不可解な書き出しか。されど、終戦からの一年一年が復興や民主化にむけた大切な子どものような一年一年だとすれば、七十歳という節目に四六年の痛みも分かってやりたい。
戦争が終わって緊張は少しは和らいだかもしれぬが、四六年という「この子」もつらい日々であった。

<依然巷(ちまた)の声は絶望的である。真に真に絶望的である。日本人は、ひもじい腹をかかえ、夕闇の中にぼんやり立って、小さく溜息(ためいき)と共にこう呟(つぶや)くだけである。「負けたんだから、仕方がねェや」>(山田風太郎さん『戦中派焼け跡日記』昭和二十一年五月四日)。

インフレ、食糧難、闇市場。戦のナイフは抜けたとて、その傷はまだ悪化していた。それが四六年という年であろう。

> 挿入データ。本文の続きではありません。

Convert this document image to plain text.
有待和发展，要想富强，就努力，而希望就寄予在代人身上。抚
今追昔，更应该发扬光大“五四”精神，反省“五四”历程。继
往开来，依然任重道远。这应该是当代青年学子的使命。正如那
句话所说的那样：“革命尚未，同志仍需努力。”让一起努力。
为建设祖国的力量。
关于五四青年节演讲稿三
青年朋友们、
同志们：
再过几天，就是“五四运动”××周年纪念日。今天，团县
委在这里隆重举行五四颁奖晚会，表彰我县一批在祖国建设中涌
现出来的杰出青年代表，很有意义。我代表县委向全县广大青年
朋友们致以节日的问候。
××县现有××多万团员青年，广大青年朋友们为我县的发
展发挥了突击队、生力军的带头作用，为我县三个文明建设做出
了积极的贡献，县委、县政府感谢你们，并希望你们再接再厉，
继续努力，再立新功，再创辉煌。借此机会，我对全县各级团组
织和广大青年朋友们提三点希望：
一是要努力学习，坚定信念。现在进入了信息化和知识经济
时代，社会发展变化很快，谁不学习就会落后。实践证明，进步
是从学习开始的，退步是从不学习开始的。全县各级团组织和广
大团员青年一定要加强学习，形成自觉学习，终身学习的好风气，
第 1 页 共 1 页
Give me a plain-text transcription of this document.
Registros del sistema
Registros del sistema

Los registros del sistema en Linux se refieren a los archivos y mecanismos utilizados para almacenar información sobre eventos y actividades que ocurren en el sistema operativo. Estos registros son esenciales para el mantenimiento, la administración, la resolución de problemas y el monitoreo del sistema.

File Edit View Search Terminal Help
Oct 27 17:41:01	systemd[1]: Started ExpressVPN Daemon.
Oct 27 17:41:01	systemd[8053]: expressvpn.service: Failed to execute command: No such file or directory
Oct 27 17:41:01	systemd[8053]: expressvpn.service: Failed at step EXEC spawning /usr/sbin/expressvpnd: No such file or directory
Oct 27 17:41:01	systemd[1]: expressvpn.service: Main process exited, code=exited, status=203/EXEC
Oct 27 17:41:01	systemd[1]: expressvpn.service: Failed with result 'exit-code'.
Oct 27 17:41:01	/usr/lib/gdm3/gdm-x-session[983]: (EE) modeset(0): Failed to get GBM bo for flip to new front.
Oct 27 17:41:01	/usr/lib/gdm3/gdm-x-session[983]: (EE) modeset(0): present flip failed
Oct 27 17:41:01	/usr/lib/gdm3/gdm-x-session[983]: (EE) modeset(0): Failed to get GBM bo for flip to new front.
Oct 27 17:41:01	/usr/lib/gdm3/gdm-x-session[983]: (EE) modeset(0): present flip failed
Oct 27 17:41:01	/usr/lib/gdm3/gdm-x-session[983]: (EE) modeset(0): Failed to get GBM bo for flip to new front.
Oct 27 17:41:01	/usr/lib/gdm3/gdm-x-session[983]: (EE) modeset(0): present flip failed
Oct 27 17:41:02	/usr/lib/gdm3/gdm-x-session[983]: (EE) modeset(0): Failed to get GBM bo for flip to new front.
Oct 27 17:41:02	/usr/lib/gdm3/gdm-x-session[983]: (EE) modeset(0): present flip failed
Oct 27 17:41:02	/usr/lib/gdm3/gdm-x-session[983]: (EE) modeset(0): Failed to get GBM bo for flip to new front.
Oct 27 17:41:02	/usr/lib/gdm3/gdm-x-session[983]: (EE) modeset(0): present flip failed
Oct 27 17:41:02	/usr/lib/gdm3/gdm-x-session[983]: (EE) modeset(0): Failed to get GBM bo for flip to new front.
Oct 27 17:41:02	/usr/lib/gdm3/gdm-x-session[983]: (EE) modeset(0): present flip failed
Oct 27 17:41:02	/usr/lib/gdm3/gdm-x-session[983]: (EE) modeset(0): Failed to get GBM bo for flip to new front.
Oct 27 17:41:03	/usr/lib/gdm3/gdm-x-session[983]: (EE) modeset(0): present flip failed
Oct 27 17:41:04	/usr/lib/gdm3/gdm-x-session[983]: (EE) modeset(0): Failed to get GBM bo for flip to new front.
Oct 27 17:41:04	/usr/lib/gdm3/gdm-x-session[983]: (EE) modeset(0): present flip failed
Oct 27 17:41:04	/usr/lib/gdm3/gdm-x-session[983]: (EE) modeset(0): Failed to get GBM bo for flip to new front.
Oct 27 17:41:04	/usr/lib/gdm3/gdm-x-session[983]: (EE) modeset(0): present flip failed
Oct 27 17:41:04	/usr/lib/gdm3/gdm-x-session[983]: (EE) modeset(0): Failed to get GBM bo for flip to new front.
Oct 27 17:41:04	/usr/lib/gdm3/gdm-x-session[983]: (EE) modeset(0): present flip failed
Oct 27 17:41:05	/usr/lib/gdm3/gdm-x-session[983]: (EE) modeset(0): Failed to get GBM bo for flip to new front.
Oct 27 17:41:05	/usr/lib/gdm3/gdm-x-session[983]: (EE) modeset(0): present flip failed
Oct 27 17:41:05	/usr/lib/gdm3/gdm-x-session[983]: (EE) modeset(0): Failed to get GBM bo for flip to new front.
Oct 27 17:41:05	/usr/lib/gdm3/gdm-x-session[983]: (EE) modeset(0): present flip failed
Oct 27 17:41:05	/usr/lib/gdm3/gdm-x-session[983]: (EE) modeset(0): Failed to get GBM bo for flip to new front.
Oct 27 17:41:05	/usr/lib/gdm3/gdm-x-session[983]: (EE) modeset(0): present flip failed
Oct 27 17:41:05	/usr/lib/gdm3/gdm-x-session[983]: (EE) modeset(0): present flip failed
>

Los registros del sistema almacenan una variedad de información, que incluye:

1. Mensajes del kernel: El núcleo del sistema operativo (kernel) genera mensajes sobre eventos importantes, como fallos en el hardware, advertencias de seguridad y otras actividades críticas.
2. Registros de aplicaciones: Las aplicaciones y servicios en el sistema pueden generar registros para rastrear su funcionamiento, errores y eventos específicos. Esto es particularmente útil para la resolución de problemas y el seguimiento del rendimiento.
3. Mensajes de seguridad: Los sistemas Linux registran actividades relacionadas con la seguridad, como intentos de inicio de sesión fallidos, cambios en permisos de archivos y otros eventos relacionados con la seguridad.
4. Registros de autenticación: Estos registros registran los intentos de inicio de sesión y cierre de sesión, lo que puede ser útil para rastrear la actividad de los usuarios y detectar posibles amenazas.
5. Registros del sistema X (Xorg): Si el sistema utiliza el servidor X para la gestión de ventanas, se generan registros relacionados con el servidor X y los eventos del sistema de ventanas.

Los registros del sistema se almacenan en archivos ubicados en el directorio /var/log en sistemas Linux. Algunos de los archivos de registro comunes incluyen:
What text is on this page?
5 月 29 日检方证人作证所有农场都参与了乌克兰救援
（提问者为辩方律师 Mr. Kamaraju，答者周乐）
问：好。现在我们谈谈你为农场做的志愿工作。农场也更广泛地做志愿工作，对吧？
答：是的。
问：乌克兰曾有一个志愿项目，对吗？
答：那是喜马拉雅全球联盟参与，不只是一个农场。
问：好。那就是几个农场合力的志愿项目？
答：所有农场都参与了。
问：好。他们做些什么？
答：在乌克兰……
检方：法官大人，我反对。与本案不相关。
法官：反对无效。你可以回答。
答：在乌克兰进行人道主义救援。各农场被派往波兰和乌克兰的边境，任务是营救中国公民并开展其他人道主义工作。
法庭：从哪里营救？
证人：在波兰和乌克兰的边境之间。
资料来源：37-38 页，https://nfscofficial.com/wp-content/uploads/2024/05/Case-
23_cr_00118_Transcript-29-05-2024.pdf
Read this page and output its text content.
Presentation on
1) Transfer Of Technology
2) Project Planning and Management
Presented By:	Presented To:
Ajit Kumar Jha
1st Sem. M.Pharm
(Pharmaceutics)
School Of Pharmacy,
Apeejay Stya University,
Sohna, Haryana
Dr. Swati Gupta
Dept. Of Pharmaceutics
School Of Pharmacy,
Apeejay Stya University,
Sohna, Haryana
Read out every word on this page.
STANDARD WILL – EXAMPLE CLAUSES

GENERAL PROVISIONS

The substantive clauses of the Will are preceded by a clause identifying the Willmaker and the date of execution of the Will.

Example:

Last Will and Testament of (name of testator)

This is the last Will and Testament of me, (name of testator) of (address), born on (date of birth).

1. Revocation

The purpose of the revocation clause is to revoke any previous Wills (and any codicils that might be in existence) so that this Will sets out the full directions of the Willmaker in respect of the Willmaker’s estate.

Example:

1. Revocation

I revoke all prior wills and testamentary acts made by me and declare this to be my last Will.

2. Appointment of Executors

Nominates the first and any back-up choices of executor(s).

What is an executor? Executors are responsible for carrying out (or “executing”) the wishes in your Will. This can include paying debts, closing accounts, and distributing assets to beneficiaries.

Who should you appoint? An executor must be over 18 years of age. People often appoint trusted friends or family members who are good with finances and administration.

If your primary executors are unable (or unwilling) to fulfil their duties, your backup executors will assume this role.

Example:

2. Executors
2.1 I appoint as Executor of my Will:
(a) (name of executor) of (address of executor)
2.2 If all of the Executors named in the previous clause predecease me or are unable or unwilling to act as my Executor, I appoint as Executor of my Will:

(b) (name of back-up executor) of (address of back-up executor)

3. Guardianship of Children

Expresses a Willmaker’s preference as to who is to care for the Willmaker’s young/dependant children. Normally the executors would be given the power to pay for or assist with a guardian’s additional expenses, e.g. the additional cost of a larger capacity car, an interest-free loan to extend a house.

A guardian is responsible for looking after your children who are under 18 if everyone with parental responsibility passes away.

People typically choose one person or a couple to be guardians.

この年十月、当時の流行歌を旧満州からの引き揚げ船の中で教えてもらった少年は明るい旋律にも心躍らなかった。少年とは作詞家のなかにし礼さん。戦後復興のテーマ曲のような「リンゴの唄」に「なぜ平気でこんなに明るい歌が歌えるのか」と感じた。自分だけが取り残された。その寂しさに泣いた。
玉音放送に「リンゴの唄」、戦後復興、高度成長。手抜きの戦後ドキュメンタリーのように歴史の傷は癒えはしない。四六年の七十歳にも手を合わせる。